GS-9620, a TLR-7 agonist has been evaluated in our Phase 2 study as a potential cure for hepatitis B in with the first patients have been screened at the beginning of July. GS-5745, a MMP9 monoclonal antibody inhibitor is firmly in Phase 1 and has been explored in Ulcerative Colitis and solid tumors. The synergistic activity of Ranolazine in combination with dronedarone an Atrial Fibrillation and the activity of GS-6615 and long QT-3 syndrome were presented recently at the annual Heart Rhythm Society meeting.
While I am only highlighting a few of our R&D accomplishments for this year I’m very pleased with our high level of innovation and productivity I would like the thank the more than 6,000 employees at Gilead and our collaborators and partners around the world for their dedication and immeasurable contributions for the Company. Their work and commitment have enabled us to achieve a number of milestones across different therapeutic areas of the business. And importantly continue to bring life changing therapies to patients and communities of need.

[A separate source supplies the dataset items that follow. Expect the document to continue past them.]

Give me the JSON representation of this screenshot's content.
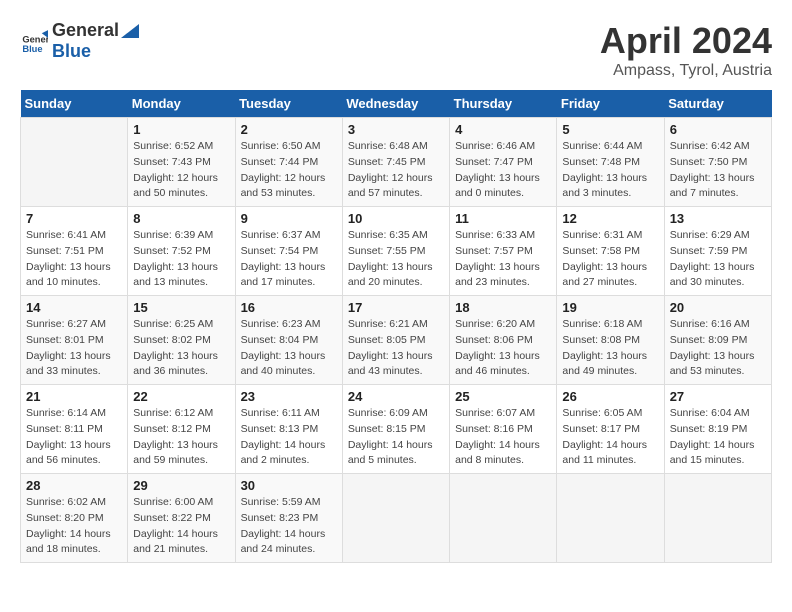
{
  "header": {
    "logo_general": "General",
    "logo_blue": "Blue",
    "month_title": "April 2024",
    "subtitle": "Ampass, Tyrol, Austria"
  },
  "days_of_week": [
    "Sunday",
    "Monday",
    "Tuesday",
    "Wednesday",
    "Thursday",
    "Friday",
    "Saturday"
  ],
  "weeks": [
    [
      {
        "day": "",
        "info": ""
      },
      {
        "day": "1",
        "info": "Sunrise: 6:52 AM\nSunset: 7:43 PM\nDaylight: 12 hours\nand 50 minutes."
      },
      {
        "day": "2",
        "info": "Sunrise: 6:50 AM\nSunset: 7:44 PM\nDaylight: 12 hours\nand 53 minutes."
      },
      {
        "day": "3",
        "info": "Sunrise: 6:48 AM\nSunset: 7:45 PM\nDaylight: 12 hours\nand 57 minutes."
      },
      {
        "day": "4",
        "info": "Sunrise: 6:46 AM\nSunset: 7:47 PM\nDaylight: 13 hours\nand 0 minutes."
      },
      {
        "day": "5",
        "info": "Sunrise: 6:44 AM\nSunset: 7:48 PM\nDaylight: 13 hours\nand 3 minutes."
      },
      {
        "day": "6",
        "info": "Sunrise: 6:42 AM\nSunset: 7:50 PM\nDaylight: 13 hours\nand 7 minutes."
      }
    ],
    [
      {
        "day": "7",
        "info": "Sunrise: 6:41 AM\nSunset: 7:51 PM\nDaylight: 13 hours\nand 10 minutes."
      },
      {
        "day": "8",
        "info": "Sunrise: 6:39 AM\nSunset: 7:52 PM\nDaylight: 13 hours\nand 13 minutes."
      },
      {
        "day": "9",
        "info": "Sunrise: 6:37 AM\nSunset: 7:54 PM\nDaylight: 13 hours\nand 17 minutes."
      },
      {
        "day": "10",
        "info": "Sunrise: 6:35 AM\nSunset: 7:55 PM\nDaylight: 13 hours\nand 20 minutes."
      },
      {
        "day": "11",
        "info": "Sunrise: 6:33 AM\nSunset: 7:57 PM\nDaylight: 13 hours\nand 23 minutes."
      },
      {
        "day": "12",
        "info": "Sunrise: 6:31 AM\nSunset: 7:58 PM\nDaylight: 13 hours\nand 27 minutes."
      },
      {
        "day": "13",
        "info": "Sunrise: 6:29 AM\nSunset: 7:59 PM\nDaylight: 13 hours\nand 30 minutes."
      }
    ],
    [
      {
        "day": "14",
        "info": "Sunrise: 6:27 AM\nSunset: 8:01 PM\nDaylight: 13 hours\nand 33 minutes."
      },
      {
        "day": "15",
        "info": "Sunrise: 6:25 AM\nSunset: 8:02 PM\nDaylight: 13 hours\nand 36 minutes."
      },
      {
        "day": "16",
        "info": "Sunrise: 6:23 AM\nSunset: 8:04 PM\nDaylight: 13 hours\nand 40 minutes."
      },
      {
        "day": "17",
        "info": "Sunrise: 6:21 AM\nSunset: 8:05 PM\nDaylight: 13 hours\nand 43 minutes."
      },
      {
        "day": "18",
        "info": "Sunrise: 6:20 AM\nSunset: 8:06 PM\nDaylight: 13 hours\nand 46 minutes."
      },
      {
        "day": "19",
        "info": "Sunrise: 6:18 AM\nSunset: 8:08 PM\nDaylight: 13 hours\nand 49 minutes."
      },
      {
        "day": "20",
        "info": "Sunrise: 6:16 AM\nSunset: 8:09 PM\nDaylight: 13 hours\nand 53 minutes."
      }
    ],
    [
      {
        "day": "21",
        "info": "Sunrise: 6:14 AM\nSunset: 8:11 PM\nDaylight: 13 hours\nand 56 minutes."
      },
      {
        "day": "22",
        "info": "Sunrise: 6:12 AM\nSunset: 8:12 PM\nDaylight: 13 hours\nand 59 minutes."
      },
      {
        "day": "23",
        "info": "Sunrise: 6:11 AM\nSunset: 8:13 PM\nDaylight: 14 hours\nand 2 minutes."
      },
      {
        "day": "24",
        "info": "Sunrise: 6:09 AM\nSunset: 8:15 PM\nDaylight: 14 hours\nand 5 minutes."
      },
      {
        "day": "25",
        "info": "Sunrise: 6:07 AM\nSunset: 8:16 PM\nDaylight: 14 hours\nand 8 minutes."
      },
      {
        "day": "26",
        "info": "Sunrise: 6:05 AM\nSunset: 8:17 PM\nDaylight: 14 hours\nand 11 minutes."
      },
      {
        "day": "27",
        "info": "Sunrise: 6:04 AM\nSunset: 8:19 PM\nDaylight: 14 hours\nand 15 minutes."
      }
    ],
    [
      {
        "day": "28",
        "info": "Sunrise: 6:02 AM\nSunset: 8:20 PM\nDaylight: 14 hours\nand 18 minutes."
      },
      {
        "day": "29",
        "info": "Sunrise: 6:00 AM\nSunset: 8:22 PM\nDaylight: 14 hours\nand 21 minutes."
      },
      {
        "day": "30",
        "info": "Sunrise: 5:59 AM\nSunset: 8:23 PM\nDaylight: 14 hours\nand 24 minutes."
      },
      {
        "day": "",
        "info": ""
      },
      {
        "day": "",
        "info": ""
      },
      {
        "day": "",
        "info": ""
      },
      {
        "day": "",
        "info": ""
      }
    ]
  ]
}
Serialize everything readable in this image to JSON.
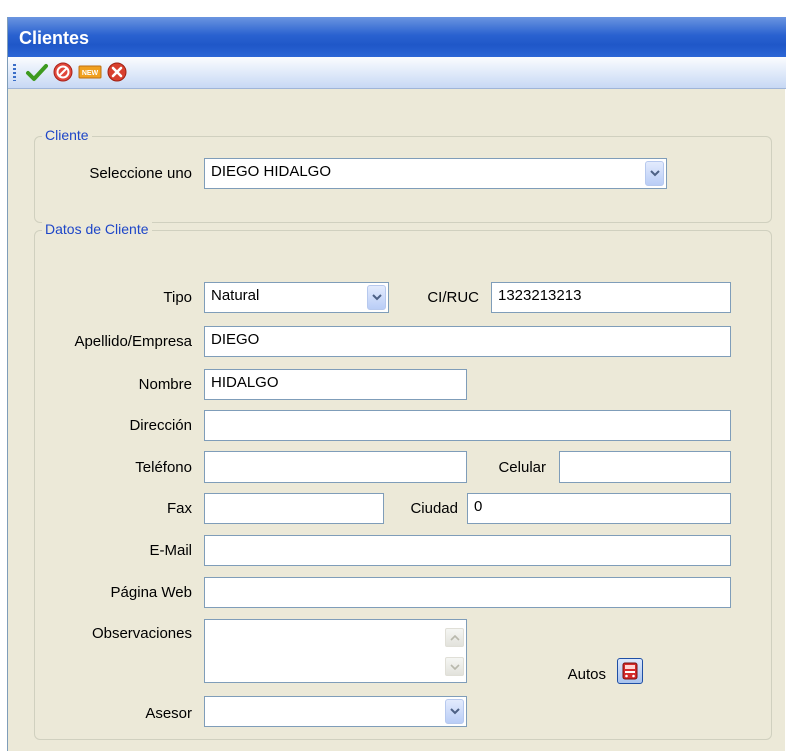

I would now like to turn the call over to Paul.
Paul Carter – EVP, Commercial Operations
Thanks John and good afternoon everyone. In the second quarter of 2014 our worldwide total net product revenue increased to $6.4 billion representing growth of a 141% over the second quarter last year. U.S. sales exceeded $4.8 billion and European sales exceeded 1.3 billion. This performance has been driven mainly by healthy demand in our HIV business and the uptake and stability which had sales totaling $3.5 billion. Of that number $3 billion represent U.S. sales with most of the rest of the remaining revenues coming from France and Germany. Patients are now being treated with Sovaldi in 34 countries worldwide and that number will continue to increase as further regulatory approvals and reimbursements are achieved.
Beginning with the U.S. and HIV, prescription volume continued to grow on our HIV products. Nine out of 10 patients new to treatment were prescribed to Gilead medicine, with seven out of 10 receiving one of Gilead’s TRUVADA-based single-tablet regimens. Of these Stribild continued to be the leading HIV regimen for patients who are beginning therapy, capturing three out of 10 stops. Prescription growth of Gilead’s TRUVADA-based single-tablet regimens including Stribild, Complera and Atripla is 13% year-over-year. I’m pleased to report that Stribild prescriptions alone grew 19% in quarter two over quarter one this year and Stribild is now approaching a $1 billion annual run rate in the U.S.
ADAP purchasing in the U.S. was in line with expectations and historical norms and we did not see any unusual movements in wholesaler inventory levels.
Moving to U.S. hepatitis C performance, Sovaldi sales of $3 billion showed strong patient demand and rapid adoption by physicians. We estimate that approximately 70,000 patients have now prescribed Sovaldi in U.S. since launch. The prescribing of Sovaldi in the U.S. has been driven mainly by hepatologists and gastroenterologists, but internal medicine specialists and primary care physicians, many of whom also treat HIV patients have also prescribed the treatment. Approximately 70% of the physicians visited by our therapeutic specialists have prescribed Sovaldi to-date.
We are seeing signs that physicians have begun delaying treatment for some patients also known as warehousing in anticipation of the approval of the single-tablet regimen of the differences across the derivatives. The initial patients who started a Sovaldi-based treatment in the U.S. became aware they were cured late in the second quarter. Based on prescription data and our cure rates in Sovaldi clinical trials we estimate that around 9,000 individuals have been cured to-date and that number will continue to accelerate as the year goes on.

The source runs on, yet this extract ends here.